学术文献库

For a complex number $α$, we consider the sum of the $α$th powers of subtree sizes in Galton--Watson trees conditioned to be of size $n$. Limiting distributions of this functional $X_n(α)$ have been determined for $\Reα\neq 0$, revealing a transition between a complex normal limiting distribution for $\Reα< 0$ and a non-normal limiting distribution for $\Reα> 0$. In this paper, we complete the picture by proving a normal limiting distribution, along with moment convergence, in the missing case $\Reα= 0$. The same results are also established in the case of the so-called shape functional $X_n'(0)$, which is the sum of the logarithms of all subtree sizes; these results were obtained earlier in special cases.
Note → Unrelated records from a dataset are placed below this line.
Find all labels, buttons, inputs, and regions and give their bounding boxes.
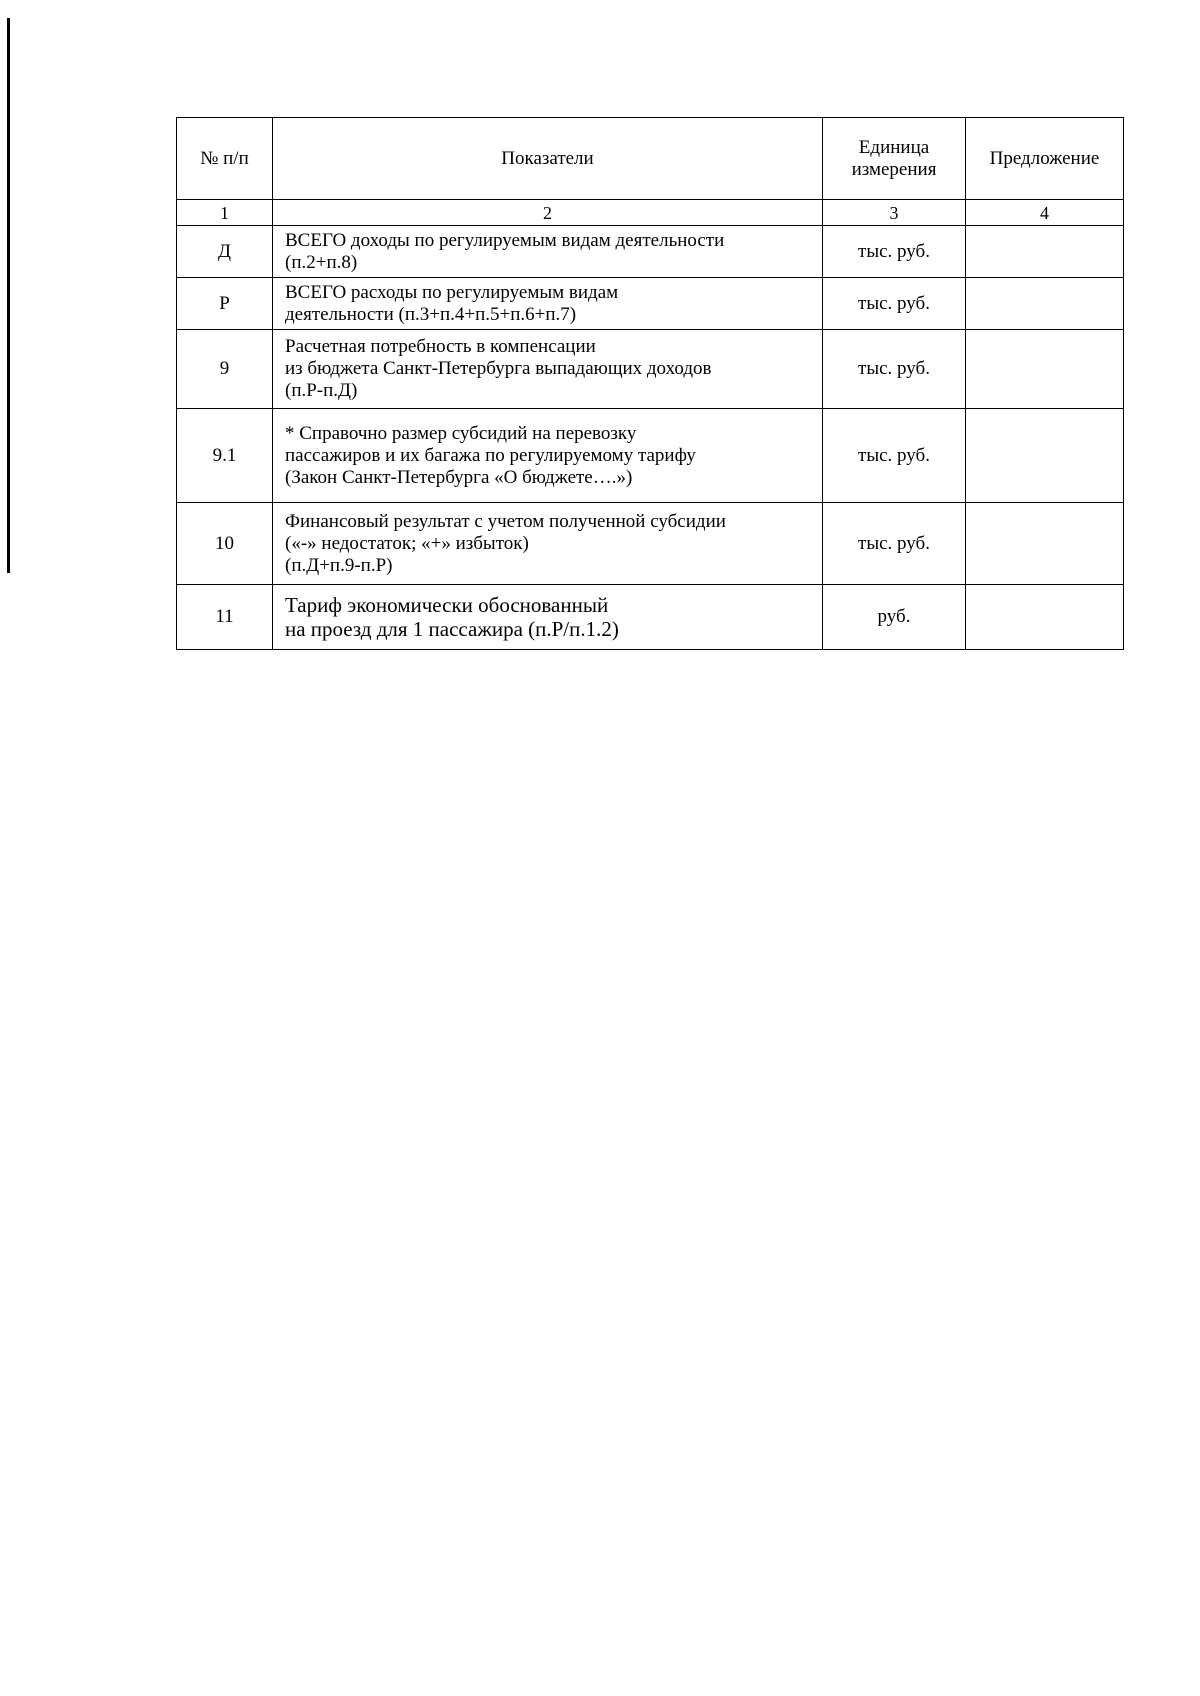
row-num: 9.1: [177, 409, 273, 503]
row-num: 10: [177, 503, 273, 585]
row-unit: тыс. руб.: [823, 226, 966, 278]
row-proposal: [966, 585, 1124, 650]
column-number: 3: [823, 200, 966, 226]
row-num: Д: [177, 226, 273, 278]
row-proposal: [966, 409, 1124, 503]
row-unit: тыс. руб.: [823, 278, 966, 330]
header-unit: Единица измерения: [823, 118, 966, 200]
row-proposal: [966, 503, 1124, 585]
header-indicators: Показатели: [273, 118, 823, 200]
column-number: 2: [273, 200, 823, 226]
row-proposal: [966, 226, 1124, 278]
row-num: 9: [177, 330, 273, 409]
table-header-row: [177, 118, 1124, 200]
left-margin-line: [7, 18, 10, 573]
row-unit: тыс. руб.: [823, 330, 966, 409]
row-num: Р: [177, 278, 273, 330]
row-indicator: ВСЕГО расходы по регулируемым видам деятельности (п.3+п.4+п.5+п.6+п.7): [273, 278, 823, 330]
row-indicator: * Справочно размер субсидий на перевозку пассажиров и их багажа по регулируемому тарифу (Закон Санкт-Петербурга «О бюджете….»): [273, 409, 823, 503]
row-unit: руб.: [823, 585, 966, 650]
header-num: № п/п: [177, 118, 273, 200]
row-indicator: Тариф экономически обоснованный на проезд для 1 пассажира (п.Р/п.1.2): [273, 585, 823, 650]
table-row: [177, 503, 1124, 585]
table-row: [177, 278, 1124, 330]
row-unit: тыс. руб.: [823, 503, 966, 585]
row-proposal: [966, 330, 1124, 409]
table-row: [177, 409, 1124, 503]
table-row: [177, 330, 1124, 409]
row-unit: тыс. руб.: [823, 409, 966, 503]
row-indicator: Расчетная потребность в компенсации из бюджета Санкт-Петербурга выпадающих доходов (п.Р-п.Д): [273, 330, 823, 409]
indicators-table: [176, 117, 1124, 650]
row-indicator: Финансовый результат с учетом полученной субсидии («-» недостаток; «+» избыток) (п.Д+п.9-п.Р): [273, 503, 823, 585]
row-proposal: [966, 278, 1124, 330]
row-indicator: ВСЕГО доходы по регулируемым видам деятельности (п.2+п.8): [273, 226, 823, 278]
table-row: [177, 226, 1124, 278]
table-row: [177, 585, 1124, 650]
column-number-row: [177, 200, 1124, 226]
header-proposal: Предложение: [966, 118, 1124, 200]
column-number: 4: [966, 200, 1124, 226]
row-num: 11: [177, 585, 273, 650]
column-number: 1: [177, 200, 273, 226]
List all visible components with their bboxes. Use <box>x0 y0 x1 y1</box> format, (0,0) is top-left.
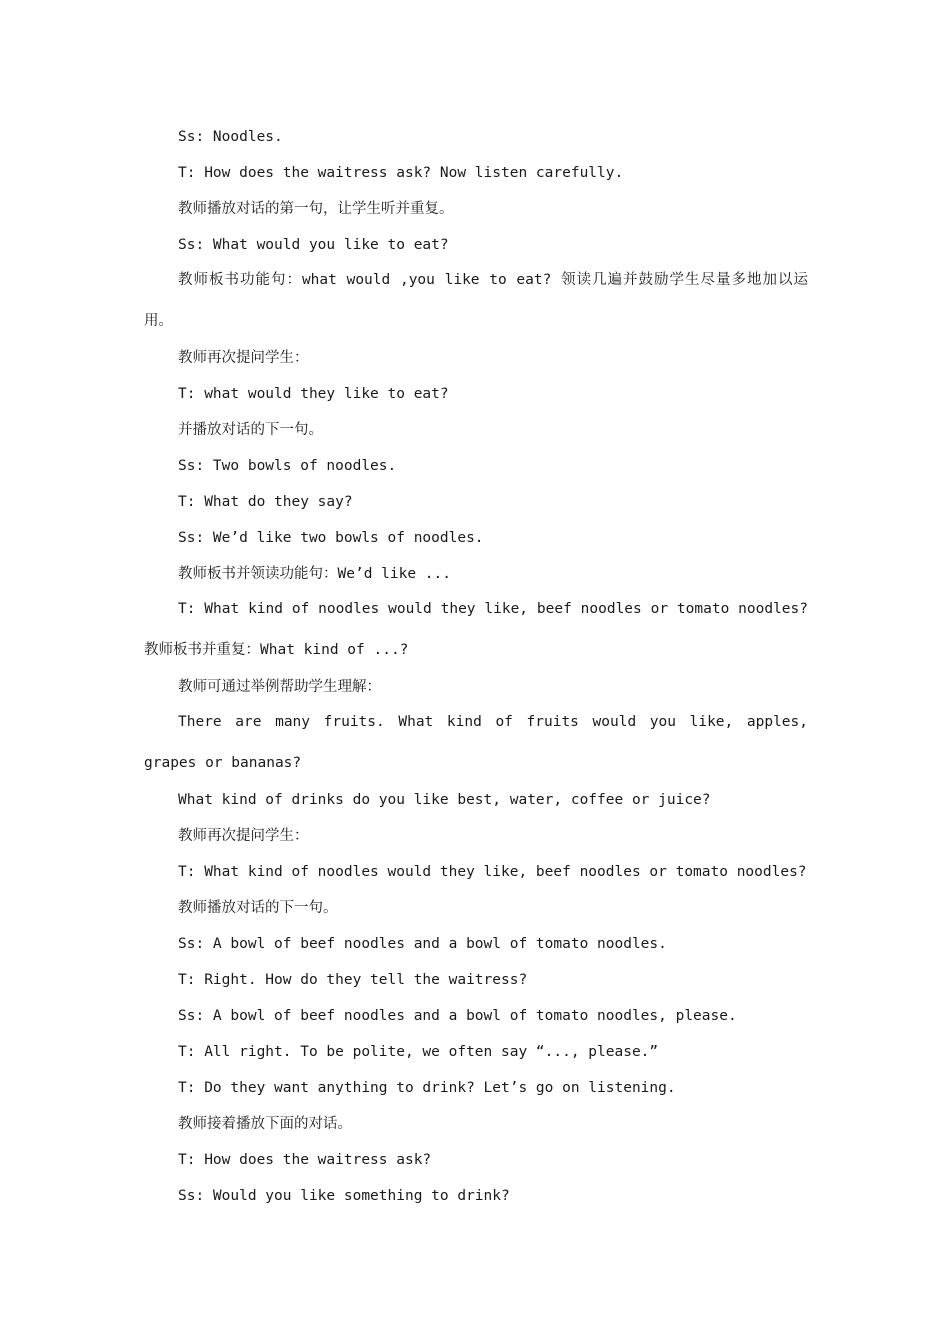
lesson-transcript <box>144 119 808 1214</box>
paragraph-11: Ss: We’d like two bowls of noodles. <box>178 530 484 546</box>
paragraph-10: T: What do they say? <box>178 494 353 510</box>
paragraph-5: 教师板书功能句：what would ,you like to eat? 领读几遍并鼓励学生尽量多地加以运用。 <box>144 272 808 329</box>
paragraph-18: T: What kind of noodles would they like, beef noodles or tomato noodles? <box>178 864 807 880</box>
paragraph-6: 教师再次提问学生： <box>178 350 309 366</box>
paragraph-23: T: All right. To be polite, we often say “..., please.” <box>178 1044 659 1060</box>
paragraph-13: T: What kind of noodles would they like, beef noodles or tomato noodles?教师板书并重复：What kind of ...? <box>144 601 808 658</box>
paragraph-26: T: How does the waitress ask? <box>178 1152 432 1168</box>
paragraph-2: T: How does the waitress ask? Now listen carefully. <box>178 165 624 181</box>
paragraph-22: Ss: A bowl of beef noodles and a bowl of tomato noodles, please. <box>178 1008 737 1024</box>
paragraph-20: Ss: A bowl of beef noodles and a bowl of tomato noodles. <box>178 936 667 952</box>
paragraph-16: What kind of drinks do you like best, water, coffee or juice? <box>178 792 711 808</box>
paragraph-19: 教师播放对话的下一句。 <box>178 900 338 916</box>
paragraph-17: 教师再次提问学生： <box>178 828 309 844</box>
paragraph-14: 教师可通过举例帮助学生理解： <box>178 679 381 695</box>
paragraph-7: T: what would they like to eat? <box>178 386 449 402</box>
paragraph-4: Ss: What would you like to eat? <box>178 237 449 253</box>
paragraph-27: Ss: Would you like something to drink? <box>178 1188 510 1204</box>
paragraph-15: There are many fruits. What kind of fruits would you like, apples, grapes or bananas? <box>144 714 808 771</box>
paragraph-24: T: Do they want anything to drink? Let’s go on listening. <box>178 1080 676 1096</box>
paragraph-25: 教师接着播放下面的对话。 <box>178 1116 352 1132</box>
paragraph-1: Ss: Noodles. <box>178 129 283 145</box>
paragraph-12: 教师板书并领读功能句：We’d like ... <box>178 566 451 582</box>
paragraph-9: Ss: Two bowls of noodles. <box>178 458 397 474</box>
paragraph-3: 教师播放对话的第一句，让学生听并重复。 <box>178 201 454 217</box>
paragraph-8: 并播放对话的下一句。 <box>178 422 323 438</box>
paragraph-21: T: Right. How do they tell the waitress? <box>178 972 528 988</box>
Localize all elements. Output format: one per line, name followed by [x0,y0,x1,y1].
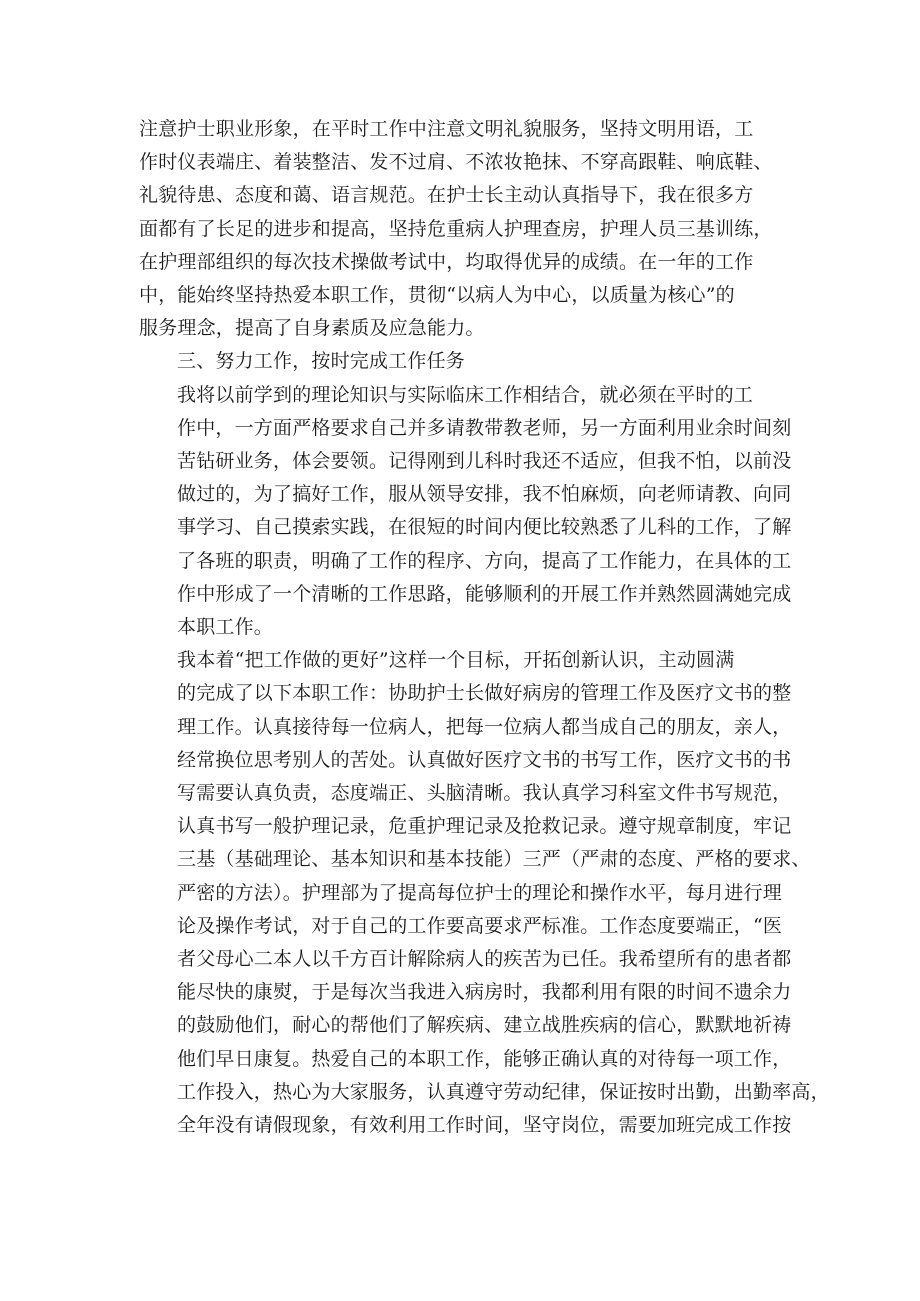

Additionally, we prove convergence of all moments in the case $\Reα< 0$, where this result was previously missing, and establish new results about the asymptotic mean for real $α< 1/2$. A novel feature for $\Reα=0$ is that we find joint convergence for several $α$ to independent limits, in contrast to the cases $\Reα\neq0$, where the limit is known to be a continuous function of $α$. Another difference from the case $\Reα\neq0$ is that there is a logarithmic factor in the asymptotic variance when $\Reα=0$; this holds also for the shape functional. The proofs are largely based on singularity analysis of generating functions.